A paper I presented last year at the University of Kent and the University of St Andrews has recently been published in Brill’s journal, Biblical Interpretation. It is entitled, “Cognitive Perspectives on Early Christology,” and here is the abstract:

Central to all christological models are concepts of agency, identity, and divinity, but few scholars have directly addressed these frameworks within their ancient West Asian contexts. Rather, the proclivity has been to retroject modern, Eurocentric, and binary frameworks onto the ancient texts, resulting in christological models that inevitably reflect modern orthodoxies and ontological categories. The future of christological research will depend on moving beyond this tendentiousness. In an effort to begin this process, this paper will apply findings from the cognitive sciences – which examine the way the human brain structures its perception of the world around it – to the reconstruction of ancient frameworks of agency, identity, and divinity. Applying these findings to early Jewish literature reveals the intuitive conceptualization of God’s agency, reified as the divine name, as a communicable vehicle of divine presence and authority. These observations support the conclusion that early Jewish conceptualizations of divine agency provided a conceptual template for the development of early christology.

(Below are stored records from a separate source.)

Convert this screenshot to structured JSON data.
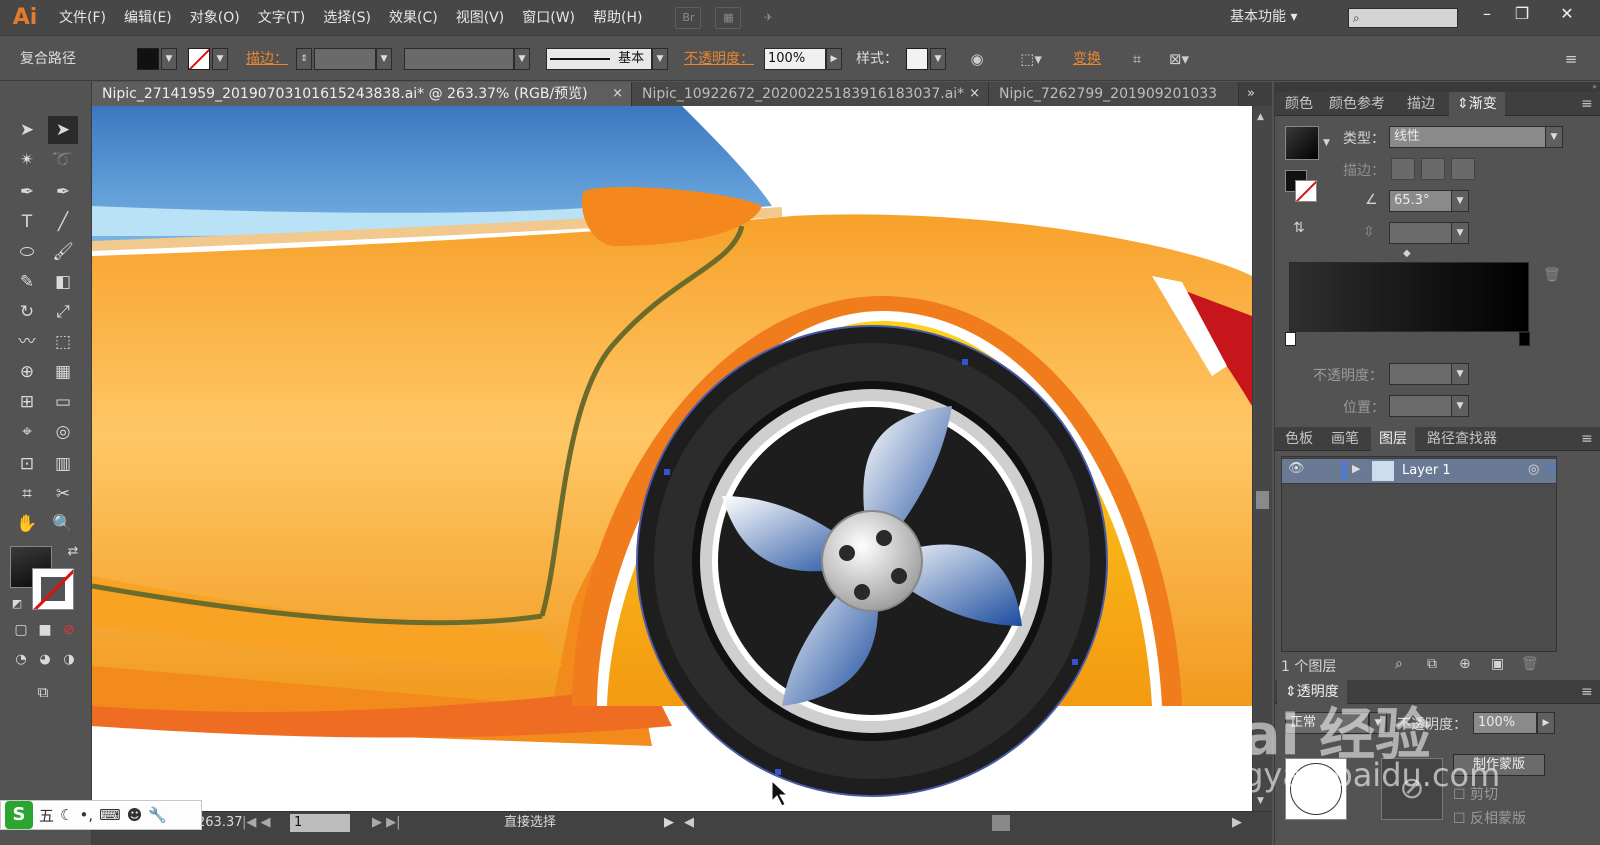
{
  "app": {
    "logo": "Ai",
    "menus": [
      "文件(F)",
      "编辑(E)",
      "对象(O)",
      "文字(T)",
      "选择(S)",
      "效果(C)",
      "视图(V)",
      "窗口(W)",
      "帮助(H)"
    ],
    "bridge_icon": "Br",
    "workspace": "基本功能",
    "search_placeholder": "",
    "window_controls": [
      "minimize-icon",
      "restore-icon",
      "close-icon"
    ]
  },
  "control_bar": {
    "selection_type": "复合路径",
    "stroke_label": "描边：",
    "stroke_style": "基本",
    "opacity_label": "不透明度：",
    "opacity_value": "100%",
    "style_label": "样式：",
    "transform_link": "变换"
  },
  "document_tabs": [
    {
      "label": "Nipic_27141959_20190703101615243838.ai* @ 263.37% (RGB/预览)",
      "active": true
    },
    {
      "label": "Nipic_10922672_20200225183916183037.ai*",
      "active": false
    },
    {
      "label": "Nipic_7262799_201909201033",
      "active": false
    }
  ],
  "status_bar": {
    "zoom": "263.37",
    "artboard_number": "1",
    "tool_status": "直接选择"
  },
  "gradient_panel": {
    "tabs": [
      "颜色",
      "颜色参考",
      "描边",
      "渐变"
    ],
    "active_tab": "渐变",
    "type_label": "类型：",
    "type_value": "线性",
    "stroke_label": "描边：",
    "angle_value": "65.3°",
    "opacity_label": "不透明度：",
    "position_label": "位置：",
    "stop_colors": [
      "#ffffff",
      "#000000"
    ]
  },
  "layers_panel": {
    "tabs": [
      "色板",
      "画笔",
      "图层",
      "路径查找器"
    ],
    "active_tab": "图层",
    "layer_name": "Layer 1",
    "layer_count": "1 个图层"
  },
  "transparency_panel": {
    "title": "透明度",
    "blend_mode": "正常",
    "opacity_label": "不透明度：",
    "opacity_value": "100%",
    "make_mask_button": "制作蒙版",
    "clip_label": "剪切",
    "invert_mask_label": "反相蒙版"
  },
  "watermark": {
    "brand": "Bai 经验",
    "url": "jingyan.baidu.com"
  },
  "ime": {
    "logo": "S",
    "mode": "五"
  },
  "colors": {
    "car_orange": "#f08c1a",
    "car_light": "#ffc24a",
    "wheel_blue": "#1c4f9c",
    "accent_link": "#e8862f"
  }
}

If you have an opportunity to read the paper, I’d love to hear your thoughts.


Larry Hurtado on Early Jewish Monotheism

I am reviewing some scholarship on monotheism in ancient Israel and early Judaism, and I have come across something I find peculiar, and I’m wondering if others have drawn attention to it. In his article “First-Century Jewish Monotheism” and in its reprint in How On Earth Did Jesus Become a God? Hurtado argues that authors in early Judaism self-identified as monotheists. Now, that word simply did not exist until after 1660, so they cannot have directly self-identified as monotheists. As Hurtado argues, though, the appeal to “one God” language counts, despite the fact that early Jewish literature did not seem to worry about scattered but explicit references to other gods. Hurtado only ever calls them gods in referring to ancient Jewish refusal to worship them, though. In the context of their appearance in literature, they are “heavenly beings,” “principal angels” that are “clothed with god-like attributes,” “divine agents,” “‘divine’ figures,” etc. Despite this reticence, Hurtado insists that viewing these “heavenly beings” as problematic for monotheism is a problem with our expectations, not with early Judaism. And here’s the part that I find particular peculiar. Hurtado seems to me to argue that the “heavenly beings” mentioned in Jewish texts somehow don’t qualify as monotheism-undermining “gods” because the exclusivity of Jewish worship reveals the true meaning of the texts (namely, monotheism). Here is what he says:

Thus, for example, scholars argue largely about whether ancient Jews conceived of more than one figure as divine, and they seek to answer the question almost entirely on the basis of semantic arguments about the meaning of honorific titles or phrases, without always studying adequately how ancient Jews practiced their faith. But in the same way that modern principles of linguistics persuasively teach us that the particular meaning of a word in any given occurrence is shaped crucially by the sentence in which it is used, and just as it is a basic principle of exegesis to understand the meaning of phrases and statements in the larger context of a passage or even a whole document, so it should be recognized as a basic principle in the analysis of religious traditions that the real meaning of words, phrases, and statements is always connected with the practice(s) of the religious tradition.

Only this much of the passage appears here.